With most people spending more time in the kitchen and with their kids, some chefs turned to social media to share some of the antics of making meals with and for their little ones.

Towards the beginning of lockdown, head chef at Tjing Tjing in Cape Town Christi Semczyszyn started posting videos of what she was cooking at home, with her son, Felix, getting involved. She soon started featuring him more after people commented on how much they enjoyed seeing him help her.

She shares: “He loves cooking!” Christi says her son is very interested in the process and helps as much as he can, by chopping mushrooms with a dull kid’s knife, for example, or grating cheese – though she does joke that he eats half of it. Felix’s grandmother even made him a chef hat and apron for his kitchen duties, at his request.

For Giles Edwards, chef-patron at La Tête, the lockdown has meant more time to sit down for dinner. It all started on a rainy Sunday when his six year old, William, desperately wanted to bake something and was trying to do so without a recipe. Giles tried to guide his natural creativity, and with the help of a hastily googled recipe, they made a clafoutis. “That was the beginning of the cooking,” he says.

Since then, they have shared many bowls of home-made pasta and started little rituals such as Tuesday-night chicken and chips. He says his children love the process and are fascinated by  how food is made from scratch, especially at a time when many children are used to ready-made ingredients or meals.

Chef and restaurateur Bertus Basson agrees that he is often not home a lot, so lockdown allowed him to spend more time cooking with his family. He says: “We trialled a lot of burgers and pizzas in lockdown and incorporated some of the changes at De Vrije Burger and The Deck.”

Multi-award-winning celeb chef and author Siba Mtongana has always enjoyed including her four children in the kitchen and is planning to release a children’s cookbook soon. She says: “During lockdown we spent even more time in the kitchen together and it was such a wonderful way to bond and to educate and upskill from a young age.”

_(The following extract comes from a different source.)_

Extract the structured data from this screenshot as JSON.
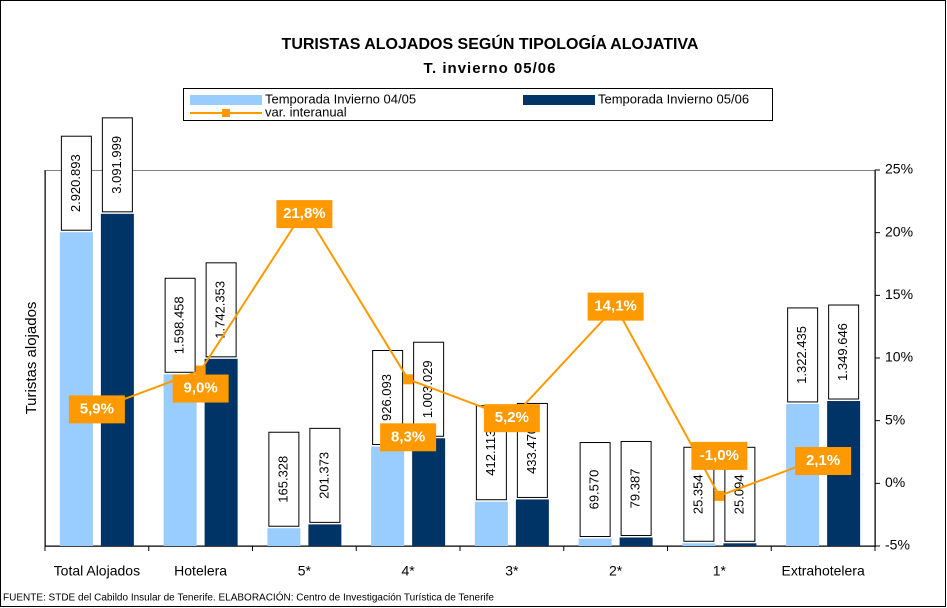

Siba has lovely memories of her own mother and learning to cook a variety of traditional food. She says: “My love for cooking was cultivated in our little kitchen back home in Mdantsane and I will forever cherish those times together.”

How to get your child involved in the kitchen

Siba’s advice to parents is “to always try to include the children in the decision-making when it comes to food”. Get their buy-in and explain healthy, delicious eating.

If you’re planning to cook with your children, Giles says it’s all about “patience and preparation”. He recommends choosing something simple that isn’t too messy and can be followed without the kids losing interest. He says that it’s best to get everything ready before the little ones jump in, and to make it fun.

Christi has some advice for new parents. “I’m very much in favour of the ‘baby-led weaning’ style,” she says, which means one gives normal food to babies as young as six months old, instead of relying heavily on purées. She explains: “It’s meant that Felix started eating the same food as us from very young, so he has an insanely diverse palate and I never need to make him a separate meal. He’s open to trying any foods and there’s nothing he doesn’t eat.”